When the new memory state $M_t$ is generated by a Bayesian update from the previous one $M_{t-1}$ and the new observation $O_t$ , it's a sufficient statistic of these information sources for the world state $W_t$ , so that $M_t$ keeps all the information about the world that was remembered or observed:

$I(W_t;M_t)=I(W_t;(M_{t-1},O_t))$

As this is all the information available, other ways to update can only have less information.

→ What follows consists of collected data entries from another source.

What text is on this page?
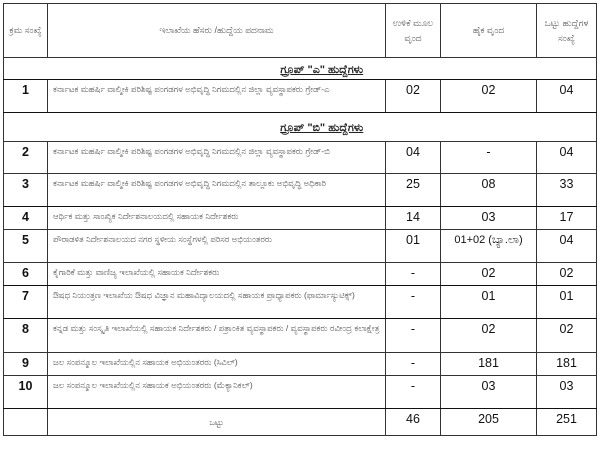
ಕ್ರಮ ಸಂಖ್ಯೆ	ಇಲಾಖೆಯ ಹೆಸರು /ಹುದ್ದೆಯ ಪದನಾಮ	ಉಳಿಕೆ ಮೂಲ ವೃಂದ	ಹೈಕ ವೃಂದ	ಒಟ್ಟು ಹುದ್ದೆಗಳ ಸಂಖ್ಯೆ
	ಗ್ರೂಪ್ "ಎ" ಹುದ್ದೆಗಳು			
1	ಕರ್ನಾಟಕ ಮಹರ್ಷಿ ವಾಲ್ಮೀಕಿ ಪರಿಶಿಷ್ಟ ಪಂಗಡಗಳ ಅಭಿವೃದ್ಧಿ ನಿಗಮದಲ್ಲಿನ ಜಿಲ್ಲಾ ವ್ಯವಸ್ಥಾಪಕರು ಗ್ರೇಡ್-ಎ	02	02	04
	ಗ್ರೂಪ್ "ಬಿ" ಹುದ್ದೆಗಳು			
2	ಕರ್ನಾಟಕ ಮಹರ್ಷಿ ವಾಲ್ಮೀಕಿ ಪರಿಶಿಷ್ಟ ಪಂಗಡಗಳ ಅಭಿವೃದ್ಧಿ ನಿಗಮದಲ್ಲಿನ ಜಿಲ್ಲಾ ವ್ಯವಸ್ಥಾಪಕರು ಗ್ರೇಡ್-ಬಿ	04	-	04
3	ಕರ್ನಾಟಕ ಮಹರ್ಷಿ ವಾಲ್ಮೀಕಿ ಪರಿಶಿಷ್ಟ ಪಂಗಡಗಳ ಅಭಿವೃದ್ಧಿ ನಿಗಮದಲ್ಲಿನ ತಾಲ್ಲೂಕು ಅಭಿವೃದ್ಧಿ ಅಧಿಕಾರಿ	25	08	33
4	ಆರ್ಥಿಕ ಮತ್ತು ಸಾಂಖ್ಯಿಕ ನಿರ್ದೇಶನಾಲಯದಲ್ಲಿ ಸಹಾಯಕ ನಿರ್ದೇಶಕರು	14	03	17
5	ಪೌರಾಡಳಿತ ನಿರ್ದೇಶನಾಲಯದ ನಗರ ಸ್ಥಳೀಯ ಸಂಸ್ಥೆಗಳಲ್ಲಿ ಪರಿಸರ ಅಭಿಯಂತರರು	01	01+02 (ಬ್ಯಾ.ಲಾ)	04
6	ಕೈಗಾರಿಕೆ ಮತ್ತು ವಾಣಿಜ್ಯ ಇಲಾಖೆಯಲ್ಲಿ ಸಹಾಯಕ ನಿರ್ದೇಶಕರು	-	02	02
7	ಔಷಧ ನಿಯಂತ್ರಣ ಇಲಾಖೆಯ ಔಷಧ ವಿಜ್ಞಾನ ಮಹಾವಿದ್ಯಾಲಯದಲ್ಲಿ ಸಹಾಯಕ ಪ್ರಾಧ್ಯಾಪಕರು (ಫಾರ್ಮಾಸ್ಯುಟಿಕ್ಸ್)	-	01	01
8	ಕನ್ನಡ ಮತ್ತು ಸಂಸ್ಕೃತಿ ಇಲಾಖೆಯಲ್ಲಿ ಸಹಾಯಕ ನಿರ್ದೇಶಕರು / ಪತ್ರಾಂಕಿತ ವ್ಯವಸ್ಥಾಪಕರು / ವ್ಯವಸ್ಥಾಪಕರು ರವೀಂದ್ರ ಕಲಾಕ್ಷೇತ್ರ	-	02	02
9	ಜಲ ಸಂಪನ್ಮೂಲ ಇಲಾಖೆಯಲ್ಲಿನ ಸಹಾಯಕ ಅಭಿಯಂತರರು (ಸಿವಿಲ್)	-	181	181
10	ಜಲ ಸಂಪನ್ಮೂಲ ಇಲಾಖೆಯಲ್ಲಿನ ಸಹಾಯಕ ಅಭಿಯಂತರರು (ಮೆಕ್ಯಾನಿಕಲ್)	-	03	03
	ಒಟ್ಟು	46	205	251
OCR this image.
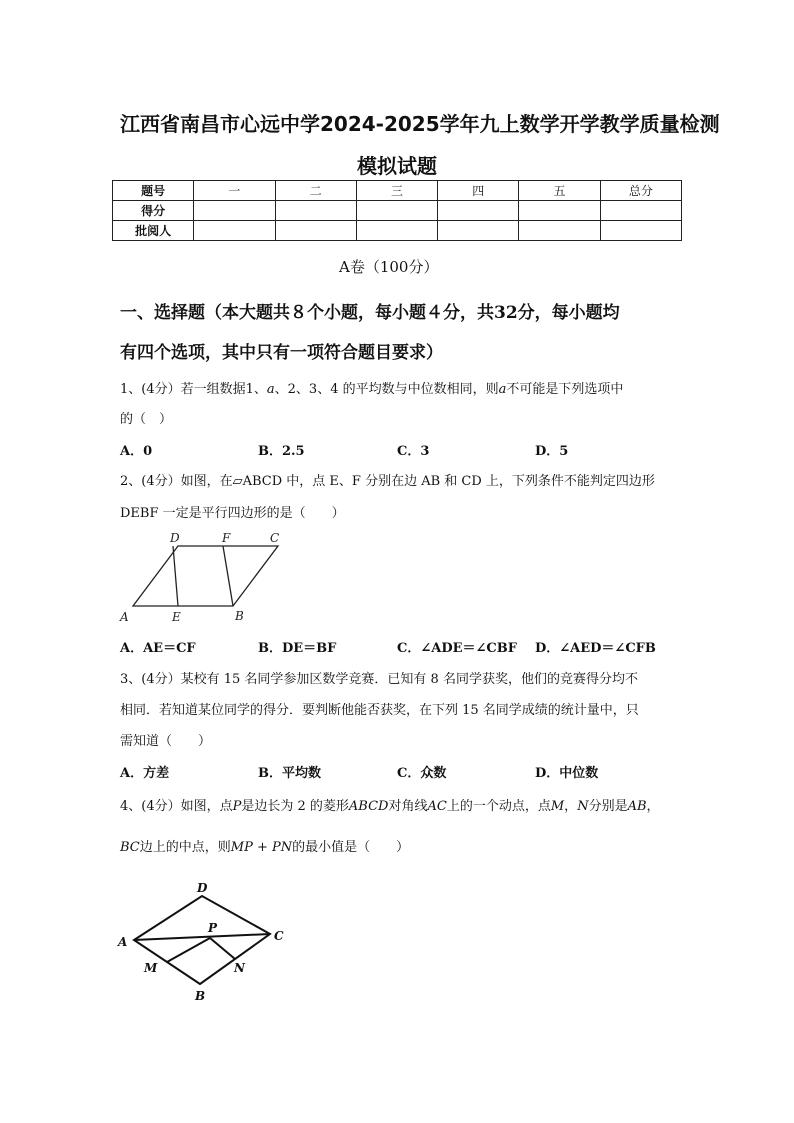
江西省南昌市心远中学2024-2025学年九上数学开学教学质量检测
模拟试题
题号	一	二	三	四	五	总分
得分						
批阅人						
A卷（100分）
一、选择题（本大题共８个小题，每小题４分，共32分，每小题均
有四个选项，其中只有一项符合题目要求）
1、(4分）若一组数据1、a、2、3、4 的平均数与中位数相同，则a不可能是下列选项中
的（　）
A．0	B．2.5	C．3	D．5
2、(4分）如图，在▱ABCD 中，点 E、F 分别在边 AB 和 CD 上，下列条件不能判定四边形
DEBF 一定是平行四边形的是（　　）
A	B
C
D
E
F
A．AE＝CF	B．DE＝BF	C．∠ADE＝∠CBF D．∠AED＝∠CFB
3、(4分）某校有 15 名同学参加区数学竞赛．已知有 8 名同学获奖，他们的竞赛得分均不
相同．若知道某位同学的得分．要判断他能否获奖，在下列 15 名同学成绩的统计量中，只
需知道（　　）
A．方差	B．平均数	C．众数	D．中位数
4、(4分）如图，点P是边长为 2 的菱形ABCD对角线AC上的一个动点，点M，N分别是AB，
BC边上的中点，则MP + PN的最小值是（　　）
A
B
C
D
M	N
P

The amount of information gained by a Bayesian update is

$I(W_t;(M_{t-1},O_t))-I(W_t;M_{t-1})$

$=\mathrm E\left[\log\frac{\Pr(W_t,M_{t-1},O_t)}{\Pr(W_t)\Pr(M_{t-1},O_t)}-\log\frac{\Pr(W_t,M_{t-1})}{\Pr(W_t)\Pr(M_{t-1})}\right]$

$=\mathrm E\left[\log\frac{\Pr(W_t,M_{t-1},O_t)}{\Pr(W_t,M_{t-1})}-\log\frac{\Pr(M_{t-1},O_t)}{\Pr(M_{t-1})}\right]$

$=\mathrm E[\log\Pr(O_t|W_t,M_{t-1})-\log\Pr(O_t|M_{t-1})]$